Define the real epitope. For each complex, remove waters (remove solvent). Create an epitope selection on HA as all residues within 5 Å of any antibody atom and color it in red.
Hint of PyMOL. select epitope, br.(antibody around 5) Hint2 In one of the complexes you have several antibody H and L chains. You might want to work with one antibody only!
Q2. Provide screenshots of the epitopes for the different protein complexes and the sequence panel with chain letters visible. How many epitope residues are there in head vs stem complexes? Are they mostly loops, helices, or strands (qualitatively)?
Q3. Can you identify which residues are part of the epitope? Is the epitope linear? Does it have a linear core? Are the two complexes targeting the same chain?
Make antigen-only files
Using pymol, identify the antibody in the structure, select and remove it (action -> remove atoms).
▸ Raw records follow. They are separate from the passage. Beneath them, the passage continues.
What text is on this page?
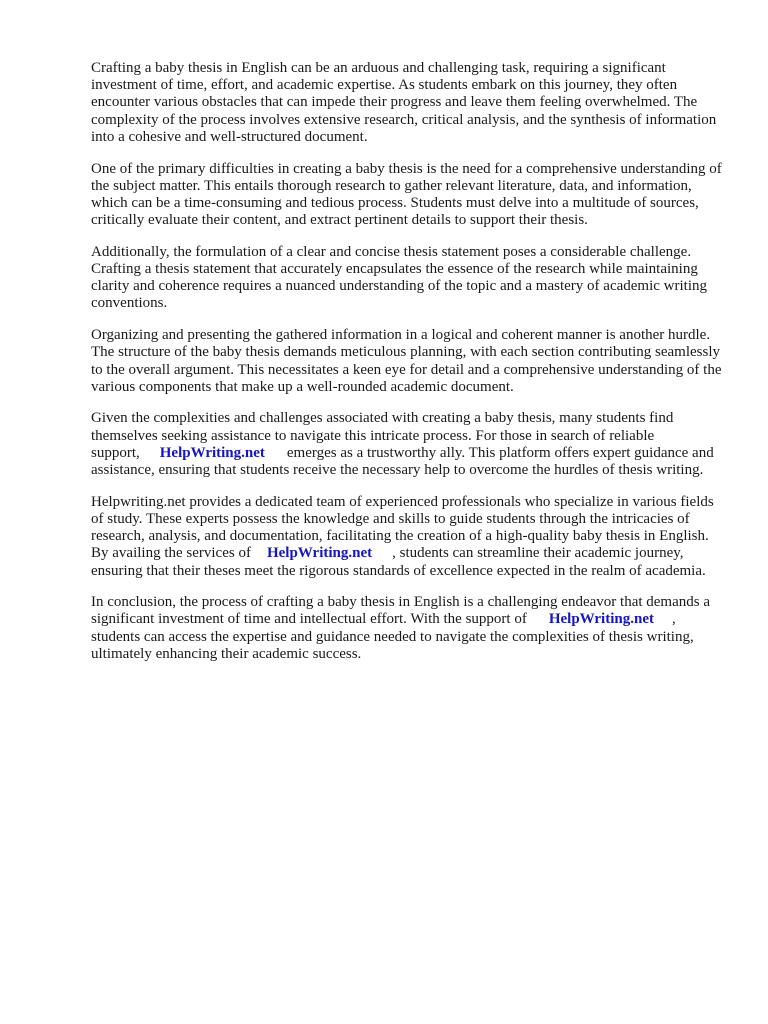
Crafting a baby thesis in English can be an arduous and challenging task, requiring a significant investment of time, effort, and academic expertise. As students embark on this journey, they often encounter various obstacles that can impede their progress and leave them feeling overwhelmed. The complexity of the process involves extensive research, critical analysis, and the synthesis of information into a cohesive and well-structured document.

One of the primary difficulties in creating a baby thesis is the need for a comprehensive understanding of the subject matter. This entails thorough research to gather relevant literature, data, and information, which can be a time-consuming and tedious process. Students must delve into a multitude of sources, critically evaluate their content, and extract pertinent details to support their thesis.

Additionally, the formulation of a clear and concise thesis statement poses a considerable challenge. Crafting a thesis statement that accurately encapsulates the essence of the research while maintaining clarity and coherence requires a nuanced understanding of the topic and a mastery of academic writing conventions.

Organizing and presenting the gathered information in a logical and coherent manner is another hurdle. The structure of the baby thesis demands meticulous planning, with each section contributing seamlessly to the overall argument. This necessitates a keen eye for detail and a comprehensive understanding of the various components that make up a well-rounded academic document.

Given the complexities and challenges associated with creating a baby thesis, many students find themselves seeking assistance to navigate this intricate process. For those in search of reliable support, HelpWriting.net emerges as a trustworthy ally. This platform offers expert guidance and assistance, ensuring that students receive the necessary help to overcome the hurdles of thesis writing.

Helpwriting.net provides a dedicated team of experienced professionals who specialize in various fields of study. These experts possess the knowledge and skills to guide students through the intricacies of research, analysis, and documentation, facilitating the creation of a high-quality baby thesis in English. By availing the services of HelpWriting.net , students can streamline their academic journey, ensuring that their theses meet the rigorous standards of excellence expected in the realm of academia.

In conclusion, the process of crafting a baby thesis in English is a challenging endeavor that demands a significant investment of time and intellectual effort. With the support of HelpWriting.net , students can access the expertise and guidance needed to navigate the complexities of thesis writing, ultimately enhancing their academic success.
Save the resulting molecule as antigen.pdb If the structure contain several antigen chains that are not part of the epitope, you can remove them.
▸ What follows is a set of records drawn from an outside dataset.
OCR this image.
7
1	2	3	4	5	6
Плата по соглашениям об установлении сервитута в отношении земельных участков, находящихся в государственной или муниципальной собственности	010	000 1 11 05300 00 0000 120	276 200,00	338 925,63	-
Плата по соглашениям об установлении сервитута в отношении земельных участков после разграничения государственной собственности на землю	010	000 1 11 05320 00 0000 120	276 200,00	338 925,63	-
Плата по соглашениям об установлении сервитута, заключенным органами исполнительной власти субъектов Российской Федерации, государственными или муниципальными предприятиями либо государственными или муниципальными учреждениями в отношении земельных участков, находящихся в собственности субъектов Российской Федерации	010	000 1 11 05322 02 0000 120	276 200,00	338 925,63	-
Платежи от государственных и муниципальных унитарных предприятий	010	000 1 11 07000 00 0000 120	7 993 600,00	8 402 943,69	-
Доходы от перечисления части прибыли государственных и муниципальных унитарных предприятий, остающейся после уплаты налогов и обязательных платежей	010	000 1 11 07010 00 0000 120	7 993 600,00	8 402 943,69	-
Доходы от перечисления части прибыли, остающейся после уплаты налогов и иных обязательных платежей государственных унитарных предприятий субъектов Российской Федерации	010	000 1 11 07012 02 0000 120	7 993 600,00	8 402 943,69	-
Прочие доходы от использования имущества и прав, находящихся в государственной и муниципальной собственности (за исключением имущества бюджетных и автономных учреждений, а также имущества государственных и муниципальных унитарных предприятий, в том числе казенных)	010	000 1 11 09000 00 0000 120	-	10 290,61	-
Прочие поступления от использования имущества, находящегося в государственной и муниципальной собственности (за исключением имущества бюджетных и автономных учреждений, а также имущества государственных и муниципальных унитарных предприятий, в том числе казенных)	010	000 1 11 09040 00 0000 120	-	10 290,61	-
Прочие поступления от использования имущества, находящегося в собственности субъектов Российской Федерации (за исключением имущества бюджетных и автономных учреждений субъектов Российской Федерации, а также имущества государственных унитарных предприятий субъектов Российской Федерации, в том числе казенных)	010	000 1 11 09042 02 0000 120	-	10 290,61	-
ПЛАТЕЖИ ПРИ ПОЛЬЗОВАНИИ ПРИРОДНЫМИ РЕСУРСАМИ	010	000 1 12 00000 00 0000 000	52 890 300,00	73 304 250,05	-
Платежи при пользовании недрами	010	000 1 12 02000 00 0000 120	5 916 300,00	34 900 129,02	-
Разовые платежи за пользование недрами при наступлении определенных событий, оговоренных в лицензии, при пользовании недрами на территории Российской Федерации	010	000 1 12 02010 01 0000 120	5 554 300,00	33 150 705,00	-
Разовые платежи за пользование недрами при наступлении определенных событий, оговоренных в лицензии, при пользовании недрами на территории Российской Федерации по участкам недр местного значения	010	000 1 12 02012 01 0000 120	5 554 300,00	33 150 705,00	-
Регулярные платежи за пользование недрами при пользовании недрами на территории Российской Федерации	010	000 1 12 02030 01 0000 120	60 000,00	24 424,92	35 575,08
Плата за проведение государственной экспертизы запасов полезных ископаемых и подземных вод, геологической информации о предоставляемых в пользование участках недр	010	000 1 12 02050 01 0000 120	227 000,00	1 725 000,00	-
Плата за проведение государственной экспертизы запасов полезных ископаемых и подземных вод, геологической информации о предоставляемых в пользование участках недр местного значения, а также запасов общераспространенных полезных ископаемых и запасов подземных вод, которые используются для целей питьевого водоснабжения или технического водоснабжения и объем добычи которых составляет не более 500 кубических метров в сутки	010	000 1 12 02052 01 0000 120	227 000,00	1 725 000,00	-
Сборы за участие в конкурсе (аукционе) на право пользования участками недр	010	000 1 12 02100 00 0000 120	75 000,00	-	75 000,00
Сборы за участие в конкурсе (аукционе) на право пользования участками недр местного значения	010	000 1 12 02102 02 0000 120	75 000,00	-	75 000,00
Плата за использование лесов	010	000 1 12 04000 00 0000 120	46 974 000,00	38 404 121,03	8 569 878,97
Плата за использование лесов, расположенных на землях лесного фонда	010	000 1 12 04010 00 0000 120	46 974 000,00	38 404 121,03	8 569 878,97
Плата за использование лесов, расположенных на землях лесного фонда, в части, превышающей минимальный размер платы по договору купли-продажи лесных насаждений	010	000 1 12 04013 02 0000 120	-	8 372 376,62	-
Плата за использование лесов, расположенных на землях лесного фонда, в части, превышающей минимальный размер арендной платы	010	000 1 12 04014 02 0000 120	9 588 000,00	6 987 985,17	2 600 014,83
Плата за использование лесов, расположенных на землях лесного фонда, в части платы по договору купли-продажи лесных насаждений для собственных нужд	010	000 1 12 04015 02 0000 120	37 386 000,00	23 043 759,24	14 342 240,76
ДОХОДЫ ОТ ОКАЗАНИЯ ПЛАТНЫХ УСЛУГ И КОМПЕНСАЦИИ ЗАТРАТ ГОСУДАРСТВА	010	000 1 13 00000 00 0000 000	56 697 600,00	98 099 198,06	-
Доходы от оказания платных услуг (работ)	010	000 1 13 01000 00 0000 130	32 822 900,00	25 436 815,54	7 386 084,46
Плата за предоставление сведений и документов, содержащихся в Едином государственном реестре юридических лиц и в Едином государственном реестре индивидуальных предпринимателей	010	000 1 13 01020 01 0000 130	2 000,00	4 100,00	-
You can save using the GUI (remember to select PDB as option) as well as typing "save antigen.pdb" in the command line
You can also save the fasta sequence of the antigen with the following command:
save /path/to/folder/XXXX.fasta, all, format=fasta (remember to change the path and the XXs, name of the PDB complex)
Part B. Sequence-based prediction (BepiPred-2.0 & 3.0)
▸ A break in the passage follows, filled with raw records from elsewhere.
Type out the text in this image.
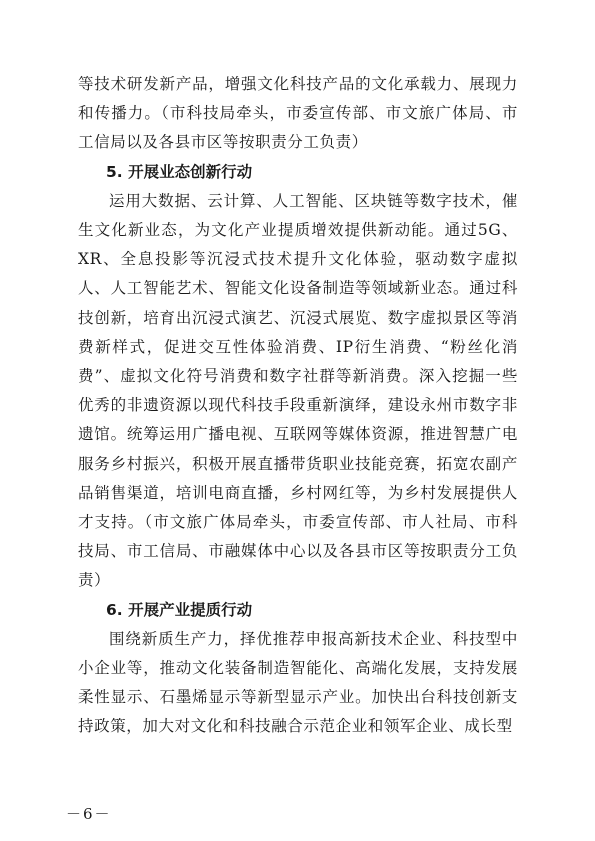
等技术研发新产品，增强文化科技产品的文化承载力、展现力和传播力。（市科技局牵头，市委宣传部、市文旅广体局、市工信局以及各县市区等按职责分工负责）

5. 开展业态创新行动

运用大数据、云计算、人工智能、区块链等数字技术，催生文化新业态，为文化产业提质增效提供新动能。通过5G、XR、全息投影等沉浸式技术提升文化体验，驱动数字虚拟人、人工智能艺术、智能文化设备制造等领域新业态。通过科技创新，培育出沉浸式演艺、沉浸式展览、数字虚拟景区等消费新样式，促进交互性体验消费、IP衍生消费、“粉丝化消费”、虚拟文化符号消费和数字社群等新消费。深入挖掘一些优秀的非遗资源以现代科技手段重新演绎，建设永州市数字非遗馆。统筹运用广播电视、互联网等媒体资源，推进智慧广电服务乡村振兴，积极开展直播带货职业技能竞赛，拓宽农副产品销售渠道，培训电商直播，乡村网红等，为乡村发展提供人才支持。（市文旅广体局牵头，市委宣传部、市人社局、市科技局、市工信局、市融媒体中心以及各县市区等按职责分工负责）

6. 开展产业提质行动

围绕新质生产力，择优推荐申报高新技术企业、科技型中小企业等，推动文化装备制造智能化、高端化发展，支持发展柔性显示、石墨烯显示等新型显示产业。加快出台科技创新支持政策，加大对文化和科技融合示范企业和领军企业、成长型

－6－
Go to the BepiPred2 website and upload the sequences of the stem and the head of hemagglutinin. Leave the default parameters and submit the job. Don't close the window because we will need it again!
Q4. does the BepiPred predictions overlap with the actual epitopes?
Be careful: pdb file numbering does not always start from 1! Compare the numbering of the pdb with the one returned by BepiPred.
Repeat the prediction now using BepiPred3.
Q5. Does the prediction overlap with our epitope now?
Q6. What is different in BepiPred 2 compared to Bepipred 3?
Part C. Structure-based prediction (DiscoTope-2.0 & 3.0)
Load the antigen.pdb file and submit the prediction in Discotope-2. Save the output as discotope2.pdb
Once again, the prediction is in the b-factor field (but you can download it in other formats as well) Load it in pymol and colour according to the b-factor.
Q7: Does the prediction overlap with our epitope?
Q8. Which prediction best matches our epitope?
Q9. Use Discotope to predict the epitopes in the simian HIV GP120 homolog (pdb code 3FUS). If you want to save time, use this pre-cleaned PDB. Compare the results. Try and explain the differences. According to you is it a meaningful result or not? Please note that some bugs might occur, according to which file you use. If some strange results appear, report it in your answer :)
Q10. Compare the results obtained in Discotope 2 and 3
Part D. Antigenic drift vs conservation
Compare another HA Fetch an HA from a different subtype/strain (e.g., another H5N1, H1N1, or the C05-bound head example). For convenience, you can use 4FQI as reference.
Align HA chains (align) and map your epitope residues from the first antigen onto the second by position.
Q11. Which epitope class (head vs stem) is more conserved by sequence identity at the interface?
Part E. Now suppose that we found a good neutralising antibody against Influenza, we isolate the antibody and have a sequence
Q12. Are there any tools to help us predicting where the antibody will bind in the antigen???